Verde y marrón, colores de primavera.
Finalmente llegó a una alta verja oxidada. Había dejado de llover, aunque el cielo seguía encapotado y los charcos del suelo delataban la tormenta que acababa de pasar.
Clara tiró del pestillo de la verja y entró. El piar de los pájaros de aquel lugar no le era tan agradable, aunque sí muy familiar. Los oía con demasiada frecuencia, pues aquel era su destino diario. Las aves oscuras volaban haciendo círculos.

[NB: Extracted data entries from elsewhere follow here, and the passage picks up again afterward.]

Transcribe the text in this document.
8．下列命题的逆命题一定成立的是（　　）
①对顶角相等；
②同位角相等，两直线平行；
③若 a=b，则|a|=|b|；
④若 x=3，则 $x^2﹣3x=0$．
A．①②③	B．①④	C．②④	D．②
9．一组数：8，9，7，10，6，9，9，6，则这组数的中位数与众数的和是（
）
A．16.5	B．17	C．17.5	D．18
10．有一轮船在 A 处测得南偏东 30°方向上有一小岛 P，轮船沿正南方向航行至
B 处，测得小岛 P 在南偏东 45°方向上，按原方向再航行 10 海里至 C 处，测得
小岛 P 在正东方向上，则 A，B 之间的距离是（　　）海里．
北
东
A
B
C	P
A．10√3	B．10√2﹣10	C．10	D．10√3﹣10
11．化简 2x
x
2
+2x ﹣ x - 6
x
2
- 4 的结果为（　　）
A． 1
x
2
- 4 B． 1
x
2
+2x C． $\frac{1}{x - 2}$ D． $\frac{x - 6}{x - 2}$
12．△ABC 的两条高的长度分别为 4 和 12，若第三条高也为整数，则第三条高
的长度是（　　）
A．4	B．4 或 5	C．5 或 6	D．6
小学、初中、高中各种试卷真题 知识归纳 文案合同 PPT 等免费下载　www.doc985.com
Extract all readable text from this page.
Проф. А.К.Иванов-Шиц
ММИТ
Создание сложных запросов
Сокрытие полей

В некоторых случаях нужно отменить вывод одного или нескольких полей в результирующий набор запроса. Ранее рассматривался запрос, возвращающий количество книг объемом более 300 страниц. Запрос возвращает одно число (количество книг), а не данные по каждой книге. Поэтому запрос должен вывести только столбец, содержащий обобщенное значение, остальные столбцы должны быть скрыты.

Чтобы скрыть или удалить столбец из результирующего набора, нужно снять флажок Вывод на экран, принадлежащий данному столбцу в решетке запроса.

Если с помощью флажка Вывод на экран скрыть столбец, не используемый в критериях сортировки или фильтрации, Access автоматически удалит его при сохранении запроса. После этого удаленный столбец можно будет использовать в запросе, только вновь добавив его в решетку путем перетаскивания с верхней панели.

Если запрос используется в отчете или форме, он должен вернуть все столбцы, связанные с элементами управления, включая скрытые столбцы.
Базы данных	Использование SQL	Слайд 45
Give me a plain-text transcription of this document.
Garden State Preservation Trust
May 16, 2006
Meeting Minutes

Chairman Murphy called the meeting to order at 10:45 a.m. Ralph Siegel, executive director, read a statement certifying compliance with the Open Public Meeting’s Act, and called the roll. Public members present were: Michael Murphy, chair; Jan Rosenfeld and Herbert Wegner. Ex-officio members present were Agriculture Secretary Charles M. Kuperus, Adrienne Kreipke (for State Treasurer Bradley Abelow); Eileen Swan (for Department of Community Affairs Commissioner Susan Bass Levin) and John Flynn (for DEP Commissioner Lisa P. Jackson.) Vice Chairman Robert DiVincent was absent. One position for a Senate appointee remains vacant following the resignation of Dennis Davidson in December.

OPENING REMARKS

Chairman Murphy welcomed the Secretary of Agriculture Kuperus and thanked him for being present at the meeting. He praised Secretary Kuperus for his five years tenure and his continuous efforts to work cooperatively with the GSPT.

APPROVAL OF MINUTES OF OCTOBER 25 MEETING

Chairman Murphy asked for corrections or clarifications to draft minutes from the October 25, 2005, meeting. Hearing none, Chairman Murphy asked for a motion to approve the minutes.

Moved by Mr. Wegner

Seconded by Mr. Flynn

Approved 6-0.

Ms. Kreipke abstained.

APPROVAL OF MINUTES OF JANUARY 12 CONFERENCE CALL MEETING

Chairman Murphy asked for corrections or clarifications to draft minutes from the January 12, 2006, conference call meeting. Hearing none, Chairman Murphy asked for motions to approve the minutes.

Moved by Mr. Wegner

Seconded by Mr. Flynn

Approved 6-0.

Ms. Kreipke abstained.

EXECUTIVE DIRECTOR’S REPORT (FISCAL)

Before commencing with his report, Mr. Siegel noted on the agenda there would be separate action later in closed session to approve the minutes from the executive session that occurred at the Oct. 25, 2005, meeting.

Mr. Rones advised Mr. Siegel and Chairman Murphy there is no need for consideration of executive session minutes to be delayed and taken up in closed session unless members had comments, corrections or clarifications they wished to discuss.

Las botas amarillas seguían avanzando. Se detuvieron frente a un arbusto de flores violetas y fucsias . Clara tomó varias y, como pudo, hizo un pequeño ramo que unió con el lazo que recogía su pelo.
Volvió a caminar. Tras diez minutos se paró, esta vez delante de una losa de mármol blanco. En ella rezaba una fecha:“21 de marzo de 1974”, y un nombre: Isabella Sinclaire.
Clara dejó el ramo apoyado en la tumba de su madre y se recostó sobre la fría losa. Allí, como todos los días desde hacía un año, la joven de las botas amarillas le regalaba a su progenitora su pequeño trocito de primavera. Ésa que se la arrebató sin más, de golpe, pero que tan buenos, soleados y bienolientes recuerdos de un pasado mejor le traían a la memoria.
Y es que, para ella, siempre sería primavera.